Lamb Paprika Pie with Potato Pastry

Pies always impress and excite. They offer an element of surprise, rather like opening a present. This potato pastry is a good way to use up leftover mashed potato, and it is also delicious.


  • 675 g/ lb lamb fillets
  • 1 large red pepper
  • 175 g/6 oz chestnut mushrooms
  • 2 large cloves garlic
  • 15 g/½ oz butter
  • 2 tablespoons olive oil
  • 3 teaspoons paprika
  • 2 rounded tablespoons plain flour
  • 300 ml/½ pint milk
  • 300 ml/½ pint soured cream
  • 2 rounded teaspoons whole grain mustard
  • 1 rounded teaspoon caster sugar
  • 3-4 pinches cayenne pepper
  • salt

For the pastry

  • 100 g/4 oz plain flour
  • 1 teaspoon baking powder
  • good pinch of salt
  • 100 g/4 oz cold butter
  • 175 g/6 oz cold mashed potato
  • a little milk for brushing


Preheat the oven to 150°C/300°F/gas mark 2. Slice the lamb fillets across at 1.25 cm/½ in intervals.

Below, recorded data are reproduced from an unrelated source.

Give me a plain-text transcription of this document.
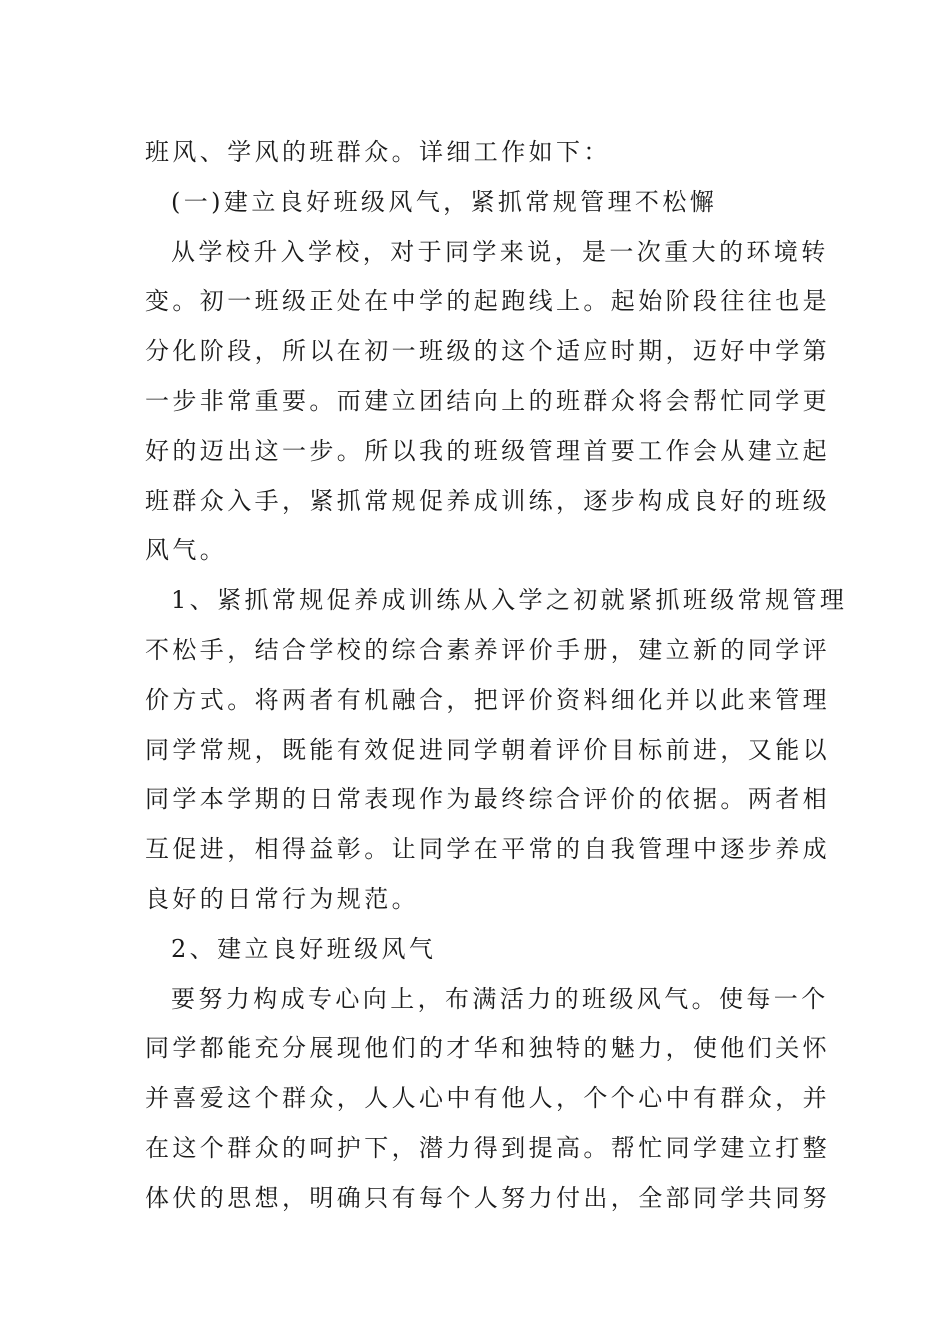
班风、学风的班群众。详细工作如下：
(一)建立良好班级风气，紧抓常规管理不松懈
从学校升入学校，对于同学来说，是一次重大的环境转
变。初一班级正处在中学的起跑线上。起始阶段往往也是
分化阶段，所以在初一班级的这个适应时期，迈好中学第
一步非常重要。而建立团结向上的班群众将会帮忙同学更
好的迈出这一步。所以我的班级管理首要工作会从建立起
班群众入手，紧抓常规促养成训练，逐步构成良好的班级
风气。
1、紧抓常规促养成训练从入学之初就紧抓班级常规管理
不松手，结合学校的综合素养评价手册，建立新的同学评
价方式。将两者有机融合，把评价资料细化并以此来管理
同学常规，既能有效促进同学朝着评价目标前进，又能以
同学本学期的日常表现作为最终综合评价的依据。两者相
互促进，相得益彰。让同学在平常的自我管理中逐步养成
良好的日常行为规范。
2、建立良好班级风气
要努力构成专心向上，布满活力的班级风气。使每一个
同学都能充分展现他们的才华和独特的魅力，使他们关怀
并喜爱这个群众，人人心中有他人，个个心中有群众，并
在这个群众的呵护下，潜力得到提高。帮忙同学建立打整
体伏的思想，明确只有每个人努力付出，全部同学共同努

Halve the pepper, discard the seeds and stem and chop the flesh very small. Halve the mushrooms. Peel the garlic and chop finely.

Melt the butter and oil in a heatproof casserole over a medium heat. Add the paprika and stir for 1 minute, then add the chopped pepper, garlic, mushrooms and lamb. Using a wooden spoon, stir to coat them with oil, then remove from the heat and stir in the flour. Gradually add the milk and soured cream, then stir in the mustard and sugar. Add a sprinkling of salt and stir until smooth. Put the casserole back on top of the stove and bring to the boil, stirring all the time as the liquid thickens. When bubbling, cover and transfer to the centre of the oven. Cook for 1½ hours or until the lamb is tender, then add cayenne pepper to taste and more salt if necessary. Turn the mixture into a pie plate, deep flan dish or gratin dish, filling it almost to the top, and leave until cold.

Meanwhile, make the pastry. Sift the flour, baking powder and salt into a bowl. Cut the butter into small pieces and rub it into the flour until the mixture resembles breadcrumbs. Work in the mashed potato by hand and knead slightly until you have a smooth dough. Form it into a ball, wrap in cling film and leave in the fridge for 30 minutes.

Preheat the oven to 190°C/375°F/gas mark 5. Roll out the pastry on a floured board into a piece large enough to cover the dish of lamb. Moisten the edges of the dish. Roll the pastry back over the rolling pin and out again on to the dish. Trim the edges and make indentations round them with the back of the knife. Roll the trimmings out to make decorations for the top of the pie. Brush the pastry with milk and cook in the centre of the oven for 25-35 minutes, until golden brown.